AP: Indiana Bank Sues Vick Over Business Loan
Indiana Receivers Can Sue For Damages Suffered By The Receivership Entity

Jurisdiction Over Out-Of-State Guarantors

In what state can a commercial lender bring its case against an out-of-state guarantor of an Indiana loan?  Judge David Hamilton of the Southern District of Indiana helps answer this question in Automotive Finance v. Aberdeen Auto Sales, 2007 U.S. Dist. LEXIS 60136 (S.D. Ind. 2007) (AutomotiveOpinion.pdf), in which he denied a motion to dismiss filed by a Mississippi defendant/guarantor in an Indiana commercial collection action. 

The status.  Plaintiff lender (Automotive Finance) filed an Indiana federal court foreclosure case against defendant borrower (Aberdeen), a Mississippi entity, for breach of an auto dealer floor-plan financing contract intended to support Aberdeen’s Indiana operations.  In addition to naming Aberdeen as a defendant, the lender named a Mississippi citizen who had guaranteed the deal.  The guarantor (Mitchell) filed a motion to dismiss for lack of personal jurisdiction, asserting that the lender could only sue her in Mississippi to pursue damages based on the guaranty.

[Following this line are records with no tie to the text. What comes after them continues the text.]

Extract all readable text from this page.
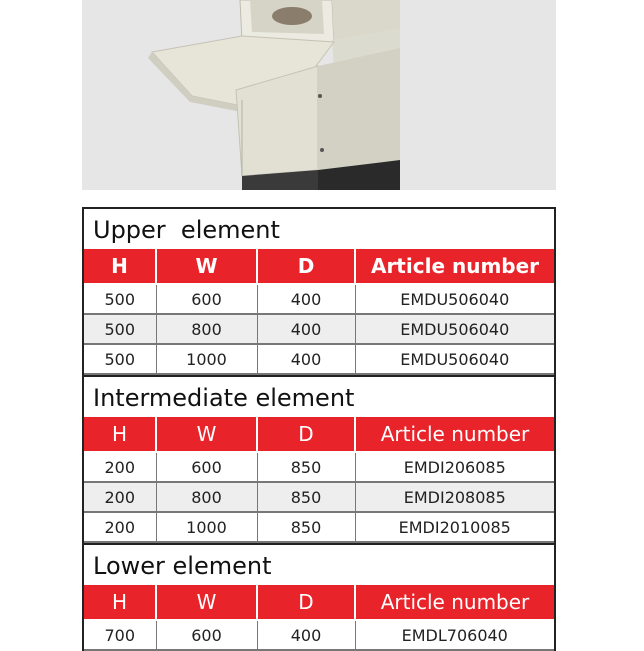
Upper  element
H	W	D	Article number
500	600	400	EMDU506040
500	800	400	EMDU506040
500	1000	400	EMDU506040
Intermediate element
H	W	D	Article number
200	600	850	EMDI206085
200	800	850	EMDI208085
200	1000	850	EMDI2010085
Lower element
H	W	D	Article number
700	600	400	EMDL706040
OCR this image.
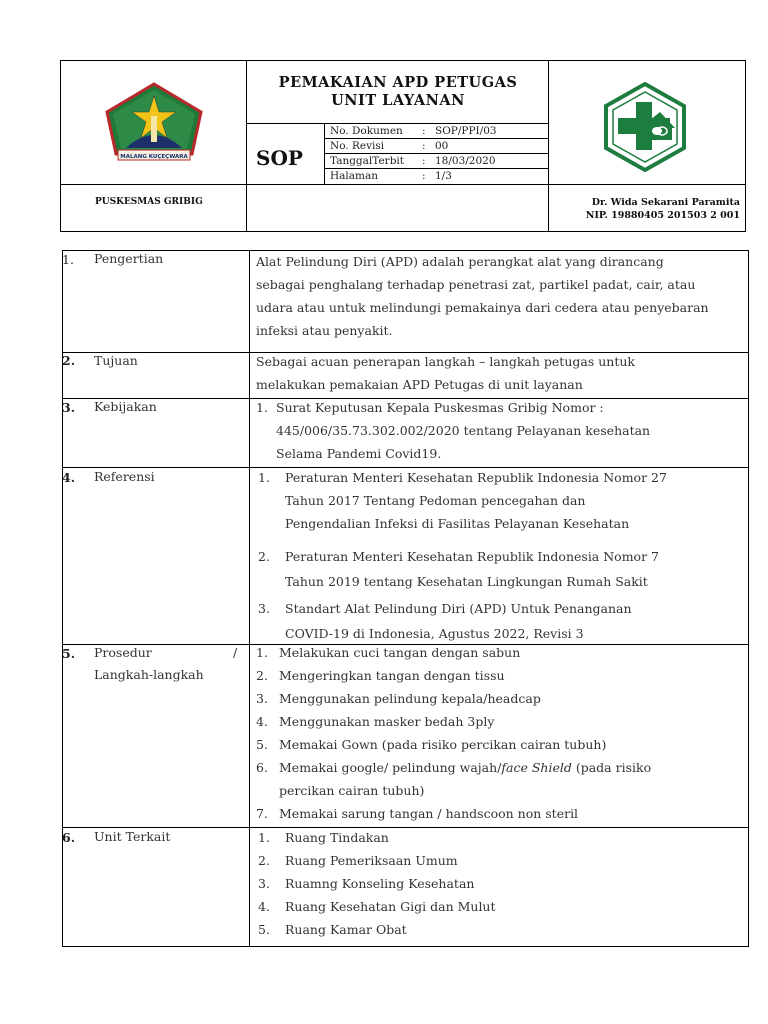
MALANG KUÇEÇWARA
PEMAKAIAN APD PETUGAS
UNIT LAYANAN
SOP
No. Dokumen : SOP/PPI/03
No. Revisi	: 00
TanggalTerbit : 18/03/2020
Halaman	: 1/3
PUSKESMAS GRIBIG	Dr. Wida Sekarani Paramita
NIP. 19880405 201503 2 001
1. Pengertian	Alat Pelindung Diri (APD) adalah perangkat alat yang dirancang
sebagai penghalang terhadap penetrasi zat, partikel padat, cair, atau
udara atau untuk melindungi pemakainya dari cedera atau penyebaran
infeksi atau penyakit.
2. Tujuan	Sebagai acuan penerapan langkah – langkah petugas untuk
melakukan pemakaian APD Petugas di unit layanan
3. Kebijakan	1. Surat Keputusan Kepala Puskesmas Gribig Nomor :
445/006/35.73.302.002/2020 tentang Pelayanan kesehatan
Selama Pandemi Covid19.
4. Referensi	1. Peraturan Menteri Kesehatan Republik Indonesia Nomor 27
Tahun 2017 Tentang Pedoman pencegahan dan
Pengendalian Infeksi di Fasilitas Pelayanan Kesehatan
2. Peraturan Menteri Kesehatan Republik Indonesia Nomor 7
Tahun 2019 tentang Kesehatan Lingkungan Rumah Sakit
3. Standart Alat Pelindung Diri (APD) Untuk Penanganan
COVID-19 di Indonesia, Agustus 2022, Revisi 3
5. Prosedur	/
Langkah-langkah
1. Melakukan cuci tangan dengan sabun
2. Mengeringkan tangan dengan tissu
3. Menggunakan pelindung kepala/headcap
4. Menggunakan masker bedah 3ply
5. Memakai Gown (pada risiko percikan cairan tubuh)
6. Memakai google/ pelindung wajah/face Shield (pada risiko
percikan cairan tubuh)
7. Memakai sarung tangan / handscoon non steril
6. Unit Terkait	1. Ruang Tindakan
2. Ruang Pemeriksaan Umum
3. Ruamng Konseling Kesehatan
4. Ruang Kesehatan Gigi dan Mulut
5. Ruang Kamar Obat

The issue.  One of the questions in the case was whether Mitchell’s guaranty of an Indiana debt was sufficient to justify the exercise of specific jurisdiction over her in Indiana.  Mitchell’s only tie to Indiana was that she signed the guaranty – in Mississippi.  She did not communicate with anyone in Indiana or travel to Indiana in connection with the deal.  She received no compensation from the business borrower for the floor-plan financing.  “If the court has jurisdiction over Mitchell, it must be based on the guaranty for the benefit of [borrower], which Mitchell admits she signed.”  Id. at 4. 

The guaranty.  The language of the guaranty was somewhat unique.  Mitchell explicitly agreed in the guaranty to submit to the personal jurisdiction of Indiana.  The guaranty also provided that it shall be governed by Indiana law.  (It also should be noted that Mitchell was a director and/or officer of the borrower.)

The jurisdiction lesson.  Indiana extends its personal jurisdiction to the full extent of the due process clause of the Fourteenth Amendment.  Under applicable constitutional principles and Indiana case law, Judge Hamilton held that the court could exercise personal jurisdiction over the Mississippi guarantor: 

  Plaintiff and the defendants entered into a substantial and
  long-term commercial financing relationship in which a
  lender in Indiana extended credit to a borrower in Mississippi,
  with guaranties from other Mississippi residents, including
  Mitchell.  As part of the guaranty, Mitchell agreed to jurisdiction
  and venue in Indiana.  Based on the clear terms of the guaranty,
  Mitchell obviously had “fair warning,” . . . that she could be sued
  in Indiana with respect to this transaction.  She could reasonably
  anticipate that she would be “haled into court” in Indiana in
  disputes arising out of the guaranty.  The guaranty itself told her
  that she was agreeing to precisely that possibility.  She also
  agreed that if she filed suit herself relating to the guaranty, she
  would file it in Marion County [Indianapolis], Indiana.

Id. at 5.  Judge Hamilton further reasoned that, because the borrower was subject to jurisdiction in Indiana, Mitchell’s guaranty was presumably “an essential term of [lender’s] agreement to extend $100,000 in credit to a corporation whose creditworthiness was uncertain.”  Id. at 7.  From the perspective of the lender, Judge Hamilton concluded, it made “good sense” to secure the agreement of all parties to the transaction so that any lawsuit arising from it could be heard in one venue with all interested parties, including guarantors.  Without such an agreement, credit would be more difficult and expensive to obtain.  Id

The upshot.   Automotive Finance is a favorable decision to creditors with Indiana deals involving out-of-state guarantors.  Depending upon the facts of the particular case, Judge Hamilton’s opinion supports the notion that, even though guarantors may have little-to-no contacts with Indiana, the mere fact that the individual guaranteed a loan for an Indiana project may be sufficient to subject that individual to jurisdiction here. 

Normally, it’s in the best interests of lenders to avoid the need to file suits in multiple states for the same debt.  Secured lenders are thus advised to utilize the language mentioned in the Automotive Finance guaranty – that is, have the guarantor stipulate to personal jurisdiction and venue in Indiana (or wherever the loan collateral is).  Without such an express statement, winning the jurisdictional battle may be more difficult.